第79話 ライバル対決

 初めに、お詫びと訂正。


 また名前ミスをしてしまいました。


 雪屋雫→雪屋愛実めぐみ


 と、変更いたします。

 今回のお話で舞木りんのライバルとなるのが香坂雫で、同じ名前のためです。

 うっかりというか、何故気づかなかったのか。ダメダメですよね。

 話を膨らませようと、予定にない選手を入れようとしてしまったのが、ミスの原因です。

 

 申し訳ありませんでした。






 ここから、本編です。

――――――――――――――――――――――――



 瑠利、カエデ、佳奈美とそれぞれがベストを尽くした前半戦。

 ここまで三人のスコアーをトータルすると2オーバーで、例年なら優勝を狙えるレベルだ。

 続く舞木りんと吉瀬咲緒里の二人が、どのようなスコアーで上がってくるか。

 それ次第で優勝も現実のものとなるが、そう簡単にはいかせてくれないのが、伝統校の意地である。


 今年はどの高校もレベルが高く、好スコアーが続出。

 富士アザミ女子の藤居奈緒が1オーバーで上がってきたこともあって、上位は肉薄しており、一打のミスが命取りになるような、そんな戦いが繰り広げられていた。
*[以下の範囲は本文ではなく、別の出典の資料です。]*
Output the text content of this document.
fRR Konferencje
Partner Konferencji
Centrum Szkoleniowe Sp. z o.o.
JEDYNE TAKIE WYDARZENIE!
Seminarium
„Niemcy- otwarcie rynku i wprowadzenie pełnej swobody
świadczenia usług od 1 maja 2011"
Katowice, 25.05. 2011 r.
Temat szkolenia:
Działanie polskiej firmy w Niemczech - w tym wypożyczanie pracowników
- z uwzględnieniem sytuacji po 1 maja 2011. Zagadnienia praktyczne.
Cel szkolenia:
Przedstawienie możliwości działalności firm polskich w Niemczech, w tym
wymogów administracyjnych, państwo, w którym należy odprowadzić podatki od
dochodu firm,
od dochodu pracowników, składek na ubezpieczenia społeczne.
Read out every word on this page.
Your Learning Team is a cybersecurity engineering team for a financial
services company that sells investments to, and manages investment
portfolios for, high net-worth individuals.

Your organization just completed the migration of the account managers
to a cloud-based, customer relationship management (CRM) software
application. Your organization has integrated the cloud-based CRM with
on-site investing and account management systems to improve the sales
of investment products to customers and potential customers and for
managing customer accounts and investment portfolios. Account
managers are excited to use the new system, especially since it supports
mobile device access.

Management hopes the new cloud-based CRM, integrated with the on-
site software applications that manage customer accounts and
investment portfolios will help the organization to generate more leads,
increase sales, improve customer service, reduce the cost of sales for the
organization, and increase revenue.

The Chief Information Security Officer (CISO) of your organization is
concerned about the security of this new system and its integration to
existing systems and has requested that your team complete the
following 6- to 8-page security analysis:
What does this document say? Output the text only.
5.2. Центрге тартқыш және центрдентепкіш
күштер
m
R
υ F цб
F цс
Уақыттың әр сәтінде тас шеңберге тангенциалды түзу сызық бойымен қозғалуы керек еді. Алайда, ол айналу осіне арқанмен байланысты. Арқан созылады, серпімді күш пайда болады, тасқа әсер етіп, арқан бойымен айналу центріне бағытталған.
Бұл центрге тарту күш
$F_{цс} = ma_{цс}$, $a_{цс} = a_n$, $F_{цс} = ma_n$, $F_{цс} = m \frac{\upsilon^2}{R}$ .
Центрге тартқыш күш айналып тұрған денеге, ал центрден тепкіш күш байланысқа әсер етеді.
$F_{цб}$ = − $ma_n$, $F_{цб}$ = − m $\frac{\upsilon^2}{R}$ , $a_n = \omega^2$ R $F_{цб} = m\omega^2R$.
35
 そして、この組もライバル同士の熾烈な争いが、繰り広げられている。

 

 春乃坂学園ゴルフ部四番手登場となったのは、舞木りん。

 彼女と同組には竜峰学園の香坂雫がおり、二人はジュニア時代からのライバルだ。

 実力的にもあまり変わらず、どちらが勝つかはその時の状態次第。

 ただ、どちらかというと香坂雫は舞木りんを苦手としており、会場で出会った時も、そのような態度であった。


「やあ、シズク。おひさ」


「うげっ、舞木りん」


「むむ、うげっとは酷い。わたしたち、親友だよね」


「うっ……」


 こんなやり取りから始まり、プレー中も。


「シズク、ナイス」


「ありがとう」


「でも、わたしはもっと上手い」


「うるさいわね。スコアーは一緒じゃない」


「うん、でもこれで」


「うげっ、ナイスバーディー」


「心がこもってない」


「ああ、もう、うるさい」


 とまあ、マイペースな舞木りんに振り回されるのは、いつものこと。

 それでも五番ホールを終えてイーブンパーの舞木りんと、1オーバーの香坂雫。

 残る二人の同伴競技者は崩れ、それぞれ4オーバーで置いて行かれた状況だ。

 決して悪い内容ではなかったものの、舞木りんと香坂雫が抜けていた。



 続く六番ホールは354ヤードのパー4。

 左ドックレッグで、やや打ち下ろしのミドル。

 

 このホールで舞木りんは、思い切ったショットを放つ。

 というのも、球筋がフェード(右へ曲がる)気味の彼女は、林越えのショートカットを狙ったのだ。

 春乃坂学園では瑠利に続く飛距離を持つ舞木りん。

 その狙いは正確で、曲がり幅まで計算されたスーパーショットである。

 キレイに林の上を通り抜け、グリーンまで50ヤードの位置に落下。

 ランはほとんどなかったものの、グリーンにいた前の組は度肝を抜かれたことだろう。


 その結果は本人に見えてないのだが手ごたえは十分だったらしく、ドヤ顔で、振り返る。


「ふふふ、完璧。まいったか」


「はいはい、おめでとう。それより、私の番だから、早くどいてちょうだい」


「うん、頑張れ」


「ありがとう」


 と、それでいて、二人は仲が良い。


 香坂雫は反対にドローヒッターであるためコースなりに攻め、こちらは残り100ヤードのフェアウェイと完璧だった。


「さすが」


「まあ、あんたのショットには負けるけどね」


 そうして二人が競い合うものだから、残った同伴競技者は堪らない。

 必死で食らいつこうとするも、差は開くばかりだ。


 結局、このホールはどちらもパーで終わったが、同伴競技者の二人はボギーと、また一つスコアーを落とす。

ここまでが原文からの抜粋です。